Monday, November 28, 2016

Aging bonobos in the wild could use reading glasses too

https://www.eurekalert.org/pub_releases/2016-11/cp-abi102816.php

Public Release: 7-Nov-2016
Aging bonobos in the wild could use reading glasses too
Cell Press

As people age, they often find that it's more difficult to see things up close. Reading a newspaper suddenly requires a good pair of reading glasses or bifocals. Now, researchers reporting in the Cell Press journal Current Biology on November 7 find that the same goes for bonobos, one of human's closest primate relatives along with chimpanzees, even though they obviously don't read.

This long-sightedness in bonobos is most evident as older animals engage in grooming their peers, the researchers say.
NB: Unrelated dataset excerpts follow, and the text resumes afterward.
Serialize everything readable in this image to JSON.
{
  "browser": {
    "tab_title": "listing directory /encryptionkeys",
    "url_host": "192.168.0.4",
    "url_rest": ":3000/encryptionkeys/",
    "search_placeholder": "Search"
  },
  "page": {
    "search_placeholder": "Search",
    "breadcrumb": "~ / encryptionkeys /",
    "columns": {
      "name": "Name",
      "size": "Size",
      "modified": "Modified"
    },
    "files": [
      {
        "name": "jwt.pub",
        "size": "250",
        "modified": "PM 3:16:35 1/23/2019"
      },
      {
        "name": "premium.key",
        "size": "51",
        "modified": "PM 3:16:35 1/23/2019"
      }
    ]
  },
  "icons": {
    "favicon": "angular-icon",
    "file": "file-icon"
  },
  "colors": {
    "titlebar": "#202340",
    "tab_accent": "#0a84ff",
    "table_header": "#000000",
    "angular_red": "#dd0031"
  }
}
The older they get, the longer they stretch their arms from the rest of their bodies as they groom.

"We found that wild bonobos showed the symptoms of long-sightedness around 40 years old," says Heungjin Ryu of the Primate Research Institute of Kyoto University. "We were surprised that the pattern found in bonobos is strikingly similar to the pattern of modern humans. This suggests that senescence of the eyes has not changed much from the Pan-Homo common ancestor, even though the longevity of modern humans is far longer than that of chimpanzees and bonobos."

Ryu says that researchers had already noticed this trend of bonobos needing longer distances for grooming before. There had also been anecdotal reports in chimpanzees. It's just that no one paid much attention to it.

"One day, I was with another researcher and observed the oldest male bonobo Ten (TN) grooming Jeudi (JD)," Ryu recalls. "TN had to stretch his arm to groom JD, and only when he found something on JD's body would he come close to remove it using his mouth. It was funny to see how he groomed."